Сердце Эльфриды забилось, как пойманная птица.
Найт был поражен.
– Что ж, это уму непостижимо, – тихонько пробормотал он, и сказал громче: – А он знает, что я гощу в этих краях?
– Я не могу сказать с определенностью, сэр, если правду молвить, – отвечал Джон, не желая никаким боком оказаться втянутым в запутанную историю, о коей он больше догадывался, чем знал точно.
– Не сочтет ли это вторжением семья усопшей, если мы спустимся в склеп?
– Ох, Господь с вами, сэр, конечно нет; целые толпища народу спускались туда. Он оставлен открытым специально.
– Мы идем вниз, Эльфрида.
– Боюсь, там воздух спертый, – сказала она с подкупающей мольбой.
– Ох, нет, мисс, – сказал Джон. – Мы побелили известкой[149]стены и арки в тот день, как склеп открыли, как мы всегда и делаем, и снова побелили их известкой утром до похорон; и воздух там такой же приятный, как в житнице.
– Тогда я хотел бы, чтобы вы сопровождали меня, Эльфи, как-никак, вы и сами происходите из этой семьи.
– Мне не по душе идти туда, где смерть представлена столь выразительно. Я побуду с лошадьми, пока вы все осмотрите там, – они могут забрести куда-нибудь.
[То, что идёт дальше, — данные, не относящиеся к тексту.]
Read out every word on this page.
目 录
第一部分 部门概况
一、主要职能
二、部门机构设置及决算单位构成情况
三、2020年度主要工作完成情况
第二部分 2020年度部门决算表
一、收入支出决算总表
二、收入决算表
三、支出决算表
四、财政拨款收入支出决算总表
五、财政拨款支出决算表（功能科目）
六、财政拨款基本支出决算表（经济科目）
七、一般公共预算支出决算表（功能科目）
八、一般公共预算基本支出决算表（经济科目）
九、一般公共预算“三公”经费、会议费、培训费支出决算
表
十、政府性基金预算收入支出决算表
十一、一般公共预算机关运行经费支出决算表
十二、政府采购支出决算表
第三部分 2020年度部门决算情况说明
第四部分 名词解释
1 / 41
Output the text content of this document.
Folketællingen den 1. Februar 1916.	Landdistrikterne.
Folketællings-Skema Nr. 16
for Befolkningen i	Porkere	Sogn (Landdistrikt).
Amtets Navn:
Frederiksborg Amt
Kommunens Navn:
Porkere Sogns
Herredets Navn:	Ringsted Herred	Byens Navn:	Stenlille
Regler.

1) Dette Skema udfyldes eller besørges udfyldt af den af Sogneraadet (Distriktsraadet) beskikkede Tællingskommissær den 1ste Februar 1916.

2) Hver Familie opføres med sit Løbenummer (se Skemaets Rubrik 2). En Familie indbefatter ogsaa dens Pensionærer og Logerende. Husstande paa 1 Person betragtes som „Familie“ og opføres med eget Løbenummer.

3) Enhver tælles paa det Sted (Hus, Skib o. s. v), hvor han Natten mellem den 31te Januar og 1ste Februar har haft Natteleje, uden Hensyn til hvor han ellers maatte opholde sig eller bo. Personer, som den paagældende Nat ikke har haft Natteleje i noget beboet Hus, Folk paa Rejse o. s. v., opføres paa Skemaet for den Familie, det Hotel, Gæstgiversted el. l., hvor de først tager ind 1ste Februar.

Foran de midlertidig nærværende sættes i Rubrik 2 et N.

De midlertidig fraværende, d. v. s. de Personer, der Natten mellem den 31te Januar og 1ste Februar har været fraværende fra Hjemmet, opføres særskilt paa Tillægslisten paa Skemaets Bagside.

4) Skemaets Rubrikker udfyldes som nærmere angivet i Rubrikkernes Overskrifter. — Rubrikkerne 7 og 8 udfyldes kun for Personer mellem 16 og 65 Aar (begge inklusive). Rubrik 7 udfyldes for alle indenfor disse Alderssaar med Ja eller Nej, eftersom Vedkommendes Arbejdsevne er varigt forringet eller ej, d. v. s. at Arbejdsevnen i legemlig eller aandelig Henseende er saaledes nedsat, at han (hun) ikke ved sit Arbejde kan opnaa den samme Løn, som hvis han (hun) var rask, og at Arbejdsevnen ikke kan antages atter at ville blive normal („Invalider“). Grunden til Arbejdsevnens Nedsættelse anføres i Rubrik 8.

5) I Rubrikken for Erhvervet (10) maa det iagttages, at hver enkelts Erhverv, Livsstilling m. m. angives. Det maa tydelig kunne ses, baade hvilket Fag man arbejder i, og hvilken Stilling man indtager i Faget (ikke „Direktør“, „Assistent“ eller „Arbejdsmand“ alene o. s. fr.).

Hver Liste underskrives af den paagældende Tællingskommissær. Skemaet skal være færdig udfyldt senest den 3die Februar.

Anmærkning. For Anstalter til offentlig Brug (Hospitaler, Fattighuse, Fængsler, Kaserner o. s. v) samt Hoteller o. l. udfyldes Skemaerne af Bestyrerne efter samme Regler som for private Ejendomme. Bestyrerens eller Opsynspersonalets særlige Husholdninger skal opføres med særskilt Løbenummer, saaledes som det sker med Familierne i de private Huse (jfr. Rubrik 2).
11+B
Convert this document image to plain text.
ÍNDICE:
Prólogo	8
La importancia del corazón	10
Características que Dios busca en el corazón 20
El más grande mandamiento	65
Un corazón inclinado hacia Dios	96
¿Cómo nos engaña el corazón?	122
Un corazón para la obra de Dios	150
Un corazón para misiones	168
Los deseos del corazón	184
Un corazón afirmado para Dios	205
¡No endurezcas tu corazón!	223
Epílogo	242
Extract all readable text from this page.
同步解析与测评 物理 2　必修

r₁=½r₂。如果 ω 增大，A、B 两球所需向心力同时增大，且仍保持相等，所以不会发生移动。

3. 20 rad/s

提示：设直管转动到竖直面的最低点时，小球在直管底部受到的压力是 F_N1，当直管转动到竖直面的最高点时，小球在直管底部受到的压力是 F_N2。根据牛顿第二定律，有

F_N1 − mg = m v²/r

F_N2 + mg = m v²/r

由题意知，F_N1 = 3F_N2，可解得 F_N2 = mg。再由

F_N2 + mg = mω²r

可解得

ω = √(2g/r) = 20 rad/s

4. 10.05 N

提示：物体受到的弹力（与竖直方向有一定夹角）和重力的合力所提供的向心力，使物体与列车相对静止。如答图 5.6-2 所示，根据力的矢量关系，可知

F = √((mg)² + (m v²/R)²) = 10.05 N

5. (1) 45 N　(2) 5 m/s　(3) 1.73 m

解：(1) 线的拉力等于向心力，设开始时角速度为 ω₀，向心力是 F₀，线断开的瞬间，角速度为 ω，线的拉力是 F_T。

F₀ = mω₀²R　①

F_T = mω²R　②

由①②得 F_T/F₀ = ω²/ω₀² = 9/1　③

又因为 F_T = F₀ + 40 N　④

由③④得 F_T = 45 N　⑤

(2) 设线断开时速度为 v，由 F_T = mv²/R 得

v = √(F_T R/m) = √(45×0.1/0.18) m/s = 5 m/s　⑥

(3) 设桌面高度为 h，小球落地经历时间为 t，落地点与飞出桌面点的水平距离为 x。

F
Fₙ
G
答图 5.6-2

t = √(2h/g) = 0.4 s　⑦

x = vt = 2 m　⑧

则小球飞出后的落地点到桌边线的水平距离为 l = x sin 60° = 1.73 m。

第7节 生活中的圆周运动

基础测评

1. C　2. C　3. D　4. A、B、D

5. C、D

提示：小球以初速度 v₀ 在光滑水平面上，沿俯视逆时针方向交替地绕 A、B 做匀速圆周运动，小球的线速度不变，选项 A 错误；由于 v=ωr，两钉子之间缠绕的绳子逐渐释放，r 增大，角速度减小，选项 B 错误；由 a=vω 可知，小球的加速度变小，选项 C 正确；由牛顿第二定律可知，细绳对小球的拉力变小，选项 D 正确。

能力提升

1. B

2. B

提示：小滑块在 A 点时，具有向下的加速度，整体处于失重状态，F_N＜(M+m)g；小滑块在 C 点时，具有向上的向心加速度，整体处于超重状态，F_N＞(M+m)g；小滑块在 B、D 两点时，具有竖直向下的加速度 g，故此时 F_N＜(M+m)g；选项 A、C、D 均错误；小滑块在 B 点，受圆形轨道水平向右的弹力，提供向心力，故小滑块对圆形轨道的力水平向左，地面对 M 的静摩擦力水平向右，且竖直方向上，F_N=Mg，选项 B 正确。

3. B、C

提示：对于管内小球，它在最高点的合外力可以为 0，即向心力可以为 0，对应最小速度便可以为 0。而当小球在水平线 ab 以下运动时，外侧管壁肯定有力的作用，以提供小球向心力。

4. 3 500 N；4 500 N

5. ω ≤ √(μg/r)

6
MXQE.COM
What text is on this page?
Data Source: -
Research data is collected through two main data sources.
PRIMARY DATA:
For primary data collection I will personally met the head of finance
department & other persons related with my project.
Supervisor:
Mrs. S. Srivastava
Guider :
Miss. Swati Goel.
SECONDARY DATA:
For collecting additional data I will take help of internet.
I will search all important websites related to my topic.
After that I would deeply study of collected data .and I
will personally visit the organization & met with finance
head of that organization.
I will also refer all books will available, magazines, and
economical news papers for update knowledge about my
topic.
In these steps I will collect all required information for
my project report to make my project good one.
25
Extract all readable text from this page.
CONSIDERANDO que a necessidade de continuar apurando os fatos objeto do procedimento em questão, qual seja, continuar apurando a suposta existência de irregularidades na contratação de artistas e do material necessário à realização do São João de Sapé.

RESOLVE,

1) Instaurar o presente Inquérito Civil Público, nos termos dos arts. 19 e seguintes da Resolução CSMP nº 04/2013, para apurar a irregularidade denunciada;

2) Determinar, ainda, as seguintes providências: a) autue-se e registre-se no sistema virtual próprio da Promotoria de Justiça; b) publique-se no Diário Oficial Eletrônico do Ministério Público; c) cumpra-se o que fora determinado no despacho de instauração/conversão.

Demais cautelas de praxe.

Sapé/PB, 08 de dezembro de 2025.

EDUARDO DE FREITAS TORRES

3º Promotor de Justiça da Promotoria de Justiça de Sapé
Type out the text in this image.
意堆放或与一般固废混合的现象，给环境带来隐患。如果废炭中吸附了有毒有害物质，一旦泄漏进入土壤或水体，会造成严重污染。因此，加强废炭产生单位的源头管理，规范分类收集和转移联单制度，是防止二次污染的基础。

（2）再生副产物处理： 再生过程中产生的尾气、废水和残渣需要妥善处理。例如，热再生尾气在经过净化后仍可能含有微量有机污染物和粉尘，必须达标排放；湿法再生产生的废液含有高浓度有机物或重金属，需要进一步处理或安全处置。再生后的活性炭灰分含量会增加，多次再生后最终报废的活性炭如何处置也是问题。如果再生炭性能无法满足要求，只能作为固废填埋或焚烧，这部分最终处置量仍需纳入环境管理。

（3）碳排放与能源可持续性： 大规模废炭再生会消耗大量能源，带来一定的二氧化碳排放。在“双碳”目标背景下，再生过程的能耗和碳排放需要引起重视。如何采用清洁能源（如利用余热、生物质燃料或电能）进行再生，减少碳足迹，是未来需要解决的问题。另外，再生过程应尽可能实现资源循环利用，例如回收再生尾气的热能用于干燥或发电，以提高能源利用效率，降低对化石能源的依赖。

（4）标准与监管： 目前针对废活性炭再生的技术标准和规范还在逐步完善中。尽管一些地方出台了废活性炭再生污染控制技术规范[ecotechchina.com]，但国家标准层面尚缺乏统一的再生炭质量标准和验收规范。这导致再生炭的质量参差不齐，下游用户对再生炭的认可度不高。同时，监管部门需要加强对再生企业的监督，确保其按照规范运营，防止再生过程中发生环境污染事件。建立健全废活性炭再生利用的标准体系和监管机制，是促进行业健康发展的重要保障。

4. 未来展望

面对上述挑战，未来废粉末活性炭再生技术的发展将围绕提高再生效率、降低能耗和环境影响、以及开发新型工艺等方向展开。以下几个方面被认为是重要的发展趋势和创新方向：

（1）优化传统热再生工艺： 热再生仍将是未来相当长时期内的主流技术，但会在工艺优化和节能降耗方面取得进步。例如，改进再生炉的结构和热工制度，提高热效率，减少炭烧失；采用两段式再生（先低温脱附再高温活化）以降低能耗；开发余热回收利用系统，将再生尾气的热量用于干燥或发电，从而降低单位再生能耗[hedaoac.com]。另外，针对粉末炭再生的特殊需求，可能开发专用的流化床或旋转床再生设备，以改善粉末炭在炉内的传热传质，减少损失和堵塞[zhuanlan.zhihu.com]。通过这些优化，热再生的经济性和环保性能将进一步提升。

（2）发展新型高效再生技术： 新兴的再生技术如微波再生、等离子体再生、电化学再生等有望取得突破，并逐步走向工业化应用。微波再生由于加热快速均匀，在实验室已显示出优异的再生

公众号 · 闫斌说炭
– Что за вздор! Я и помыслить не мог, что ваши чувства столь неустойчивы, что их может так легко привести в расстройство несколько свидетельств нашей бренности, но оставайтесь здесь непременно, если вы так напуганы.
– Ох, нет, я не напугана, не говори так.
Она с несчастным видом подала ему руку, думая о том, что, возможно, разоблачение может произойти с тем же успехом как сразу, так и десять минут спустя, ибо Стефан конечно же проводил бы своего друга до лошади.
Сначала мрак склепа, что освещался только парой свечей, был слишком густым, чтобы позволить их глазам различить что-то определенное; но, пройдя немного вперед, Найт рассмотрел перед темными домовинами, вытянувшимися вдоль стен, молодого человека, который стоял и делал записи в блокноте для рисования.
Найт сказал лишь одно: «Стефан!»
Стефан Смит, не будучи в том же абсолютном неведении относительно Найтова местопребывания, как Найт был относительно его, в тот же миг узнал своего друга и превосходно видел силуэт красавицы, что стояла за его спиной.
Стефан прошел вперед и пожал ему руку, ни слова не говоря.
– Почему ты не писал мне, мой мальчик? – спросил Найт, никак не обозначив для Стефана присутствие Эльфриды. Для эссеиста Смит по-прежнему остался деревенским мальчиком, которому он покровительствовал и о котором заботился – одним словом, тем, с кем формально знакомить леди, помолвленную с ним самим, казалось Найту неуместным и абсурдным.